Introduction: Information about urinary retention in women is scarce. We conducted a case-control study to identify the symptoms and risk factors associated with urinary retention in hospitalised older women.

Materials and Methods: Targeted history (especially lower urinary tract symptoms) and physical examination of 60 women (65 years or older) who had post-void residual urine volume (PRUV) (determined using a portable ultrasound Bladder Scan BVI-2500) of more than 100 mL were studied and compared with 60 controls.

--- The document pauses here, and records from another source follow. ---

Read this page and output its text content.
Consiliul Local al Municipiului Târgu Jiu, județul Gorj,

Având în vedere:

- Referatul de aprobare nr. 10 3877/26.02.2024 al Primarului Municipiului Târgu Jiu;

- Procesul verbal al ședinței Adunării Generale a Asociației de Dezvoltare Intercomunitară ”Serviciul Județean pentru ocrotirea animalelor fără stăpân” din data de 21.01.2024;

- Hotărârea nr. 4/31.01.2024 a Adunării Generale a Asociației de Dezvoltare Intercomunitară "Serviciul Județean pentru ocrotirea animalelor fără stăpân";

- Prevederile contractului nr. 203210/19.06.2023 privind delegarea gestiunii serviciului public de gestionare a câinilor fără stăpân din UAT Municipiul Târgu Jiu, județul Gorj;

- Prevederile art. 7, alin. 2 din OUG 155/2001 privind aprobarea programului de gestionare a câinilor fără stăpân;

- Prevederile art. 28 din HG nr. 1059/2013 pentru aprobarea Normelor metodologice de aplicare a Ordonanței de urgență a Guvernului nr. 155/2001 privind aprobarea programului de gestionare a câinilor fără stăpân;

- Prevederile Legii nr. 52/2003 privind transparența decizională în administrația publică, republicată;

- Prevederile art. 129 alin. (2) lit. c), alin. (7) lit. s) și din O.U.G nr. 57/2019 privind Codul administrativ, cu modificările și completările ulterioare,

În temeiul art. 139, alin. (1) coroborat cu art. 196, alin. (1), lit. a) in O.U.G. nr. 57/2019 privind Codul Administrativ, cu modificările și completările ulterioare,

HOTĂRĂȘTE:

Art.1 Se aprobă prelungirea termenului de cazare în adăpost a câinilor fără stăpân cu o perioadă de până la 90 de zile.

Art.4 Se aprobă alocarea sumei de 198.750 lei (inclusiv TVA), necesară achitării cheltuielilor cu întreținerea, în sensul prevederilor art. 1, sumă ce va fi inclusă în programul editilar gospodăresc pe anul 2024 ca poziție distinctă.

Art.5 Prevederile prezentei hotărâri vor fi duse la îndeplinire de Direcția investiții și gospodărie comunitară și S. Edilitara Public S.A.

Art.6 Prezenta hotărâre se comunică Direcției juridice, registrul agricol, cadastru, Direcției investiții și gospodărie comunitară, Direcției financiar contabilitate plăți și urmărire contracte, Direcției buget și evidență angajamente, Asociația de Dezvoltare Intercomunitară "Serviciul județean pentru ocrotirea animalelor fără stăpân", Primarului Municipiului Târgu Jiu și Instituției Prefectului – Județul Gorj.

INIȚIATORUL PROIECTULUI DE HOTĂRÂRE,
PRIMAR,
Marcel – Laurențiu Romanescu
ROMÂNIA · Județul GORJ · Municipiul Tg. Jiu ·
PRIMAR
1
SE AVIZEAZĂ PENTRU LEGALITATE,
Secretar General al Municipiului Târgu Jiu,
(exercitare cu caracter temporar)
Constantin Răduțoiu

Results: Symptoms of voiding difficulties had low positive predictive value (PPV) and negative predictive value (NPV), except for poor stream, which has a PPV of 100%. Only one-third of the patients with high PRUV had a palpable bladder. Associated with high PRUV were: 1) constipation [odds ratio (OR), 4.12; 95% confidence interval (CI), 1.90 - 8.91; P = 0.0004]; 2) urinary tract infection (UTI) (OR, 3.36; 95% CI, 1.58-7.12; P = 0.002); 3) impaired mobility (OR, 2.37; 95% CI, 1.12-4.97; P = 0.02); 4) past history of UTI (OR, 3.5; 95% CI, 1.34-9.14; P = 0.014); 5) past history of urinary retention (OR, 6.33; 95% CI, 1.72 – 23.33; P = 0.004); 6) stroke (OR, 2.5; 95% CI, 1.24-5.41; P = 0.017); 7) diabetes mellitus with microvascular complications (OR, 2.76; 95% CI, 1.08-7.04; P = 0.042). Applying logistic regression analysis, the three best predictive variables for high PRUV were constipation, UTI and past history of urinary retention.

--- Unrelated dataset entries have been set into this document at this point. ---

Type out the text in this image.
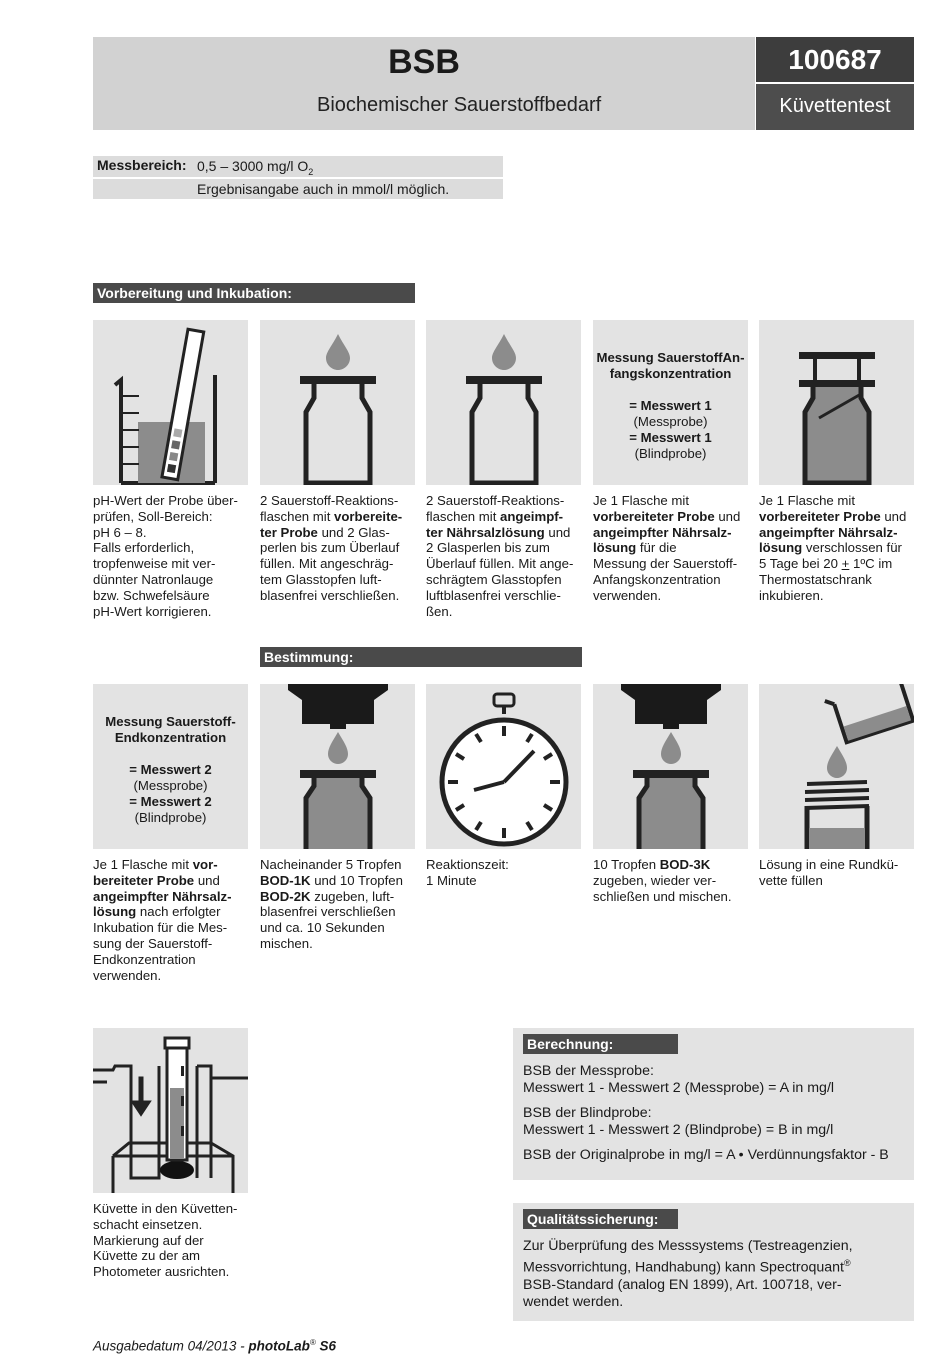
BSB
Biochemischer Sauerstoffbedarf
100687
Küvettentest
Messbereich: 0,5 – 3000 mg/l $O_2$
Ergebnisangabe auch in mmol/l möglich.
Vorbereitung und Inkubation:
Messung SauerstoffAn-
fangskonzentration
= Messwert 1
(Messprobe)
= Messwert 1
(Blindprobe)
pH-Wert der Probe über-
prüfen, Soll-Bereich:
pH 6 – 8.
Falls erforderlich,
tropfenweise mit ver-
dünnter Natronlauge
bzw. Schwefelsäure
pH-Wert korrigieren.
2 Sauerstoff-Reaktions-
flaschen mit vorbereite-
ter Probe und 2 Glas-
perlen bis zum Überlauf
füllen. Mit angeschräg-
tem Glasstopfen luft-
blasenfrei verschließen.
2 Sauerstoff-Reaktions-
flaschen mit angeimpf-
ter Nährsalzlösung und
2 Glasperlen bis zum
Überlauf füllen. Mit ange-
schrägtem Glasstopfen
luftblasenfrei verschlie-
ßen.
Je 1 Flasche mit
vorbereiteter Probe und
angeimpfter Nährsalz-
lösung für die
Messung der Sauerstoff-
Anfangskonzentration
verwenden.
Je 1 Flasche mit
vorbereiteter Probe und
angeimpfter Nährsalz-
lösung verschlossen für
5 Tage bei 20 + 1ºC im
Thermostatschrank
inkubieren.
Bestimmung:
Messung Sauerstoff-
Endkonzentration
= Messwert 2
(Messprobe)
= Messwert 2
(Blindprobe)
Je 1 Flasche mit vor-
bereiteter Probe und
angeimpfter Nährsalz-
lösung nach erfolgter
Inkubation für die Mes-
sung der Sauerstoff-
Endkonzentration
verwenden.
Nacheinander 5 Tropfen
BOD-1K und 10 Tropfen
BOD-2K zugeben, luft-
blasenfrei verschließen
und ca. 10 Sekunden
mischen.
Reaktionszeit:
1 Minute
10 Tropfen BOD-3K
zugeben, wieder ver-
schließen und mischen.
Lösung in eine Rundkü-
vette füllen
Küvette in den Küvetten-
schacht einsetzen.
Markierung auf der
Küvette zu der am
Photometer ausrichten.
Berechnung:
BSB der Messprobe:
Messwert 1 - Messwert 2 (Messprobe) = A in mg/l
BSB der Blindprobe:
Messwert 1 - Messwert 2 (Blindprobe) = B in mg/l
BSB der Originalprobe in mg/l = A • Verdünnungsfaktor - B
Qualitätssicherung:
Zur Überprüfung des Messsystems (Testreagenzien,
Messvorrichtung, Handhabung) kann Spectroquant®
BSB-Standard (analog EN 1899), Art. 100718, ver-
wendet werden.
Ausgabedatum 04/2013 - photoLab® S6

Conclusion: Symptoms (except for positive history of poor stream) and signs were unreliable in diagnosing urinary retention in hospitalised older women. Patients with the above risk factors should have their PRUV ascertained, which can be done reliably non-invasively. Early detection with appropriate intervention can potentially prevent the morbidity and mortality associated with urinary retention.


Voiding dysfunction is a relatively common problem in hospitalised older patients. Up to one-third of hospitalised elderly were reported to have post-void residual urine volume (PRUV) of more than 50 mL.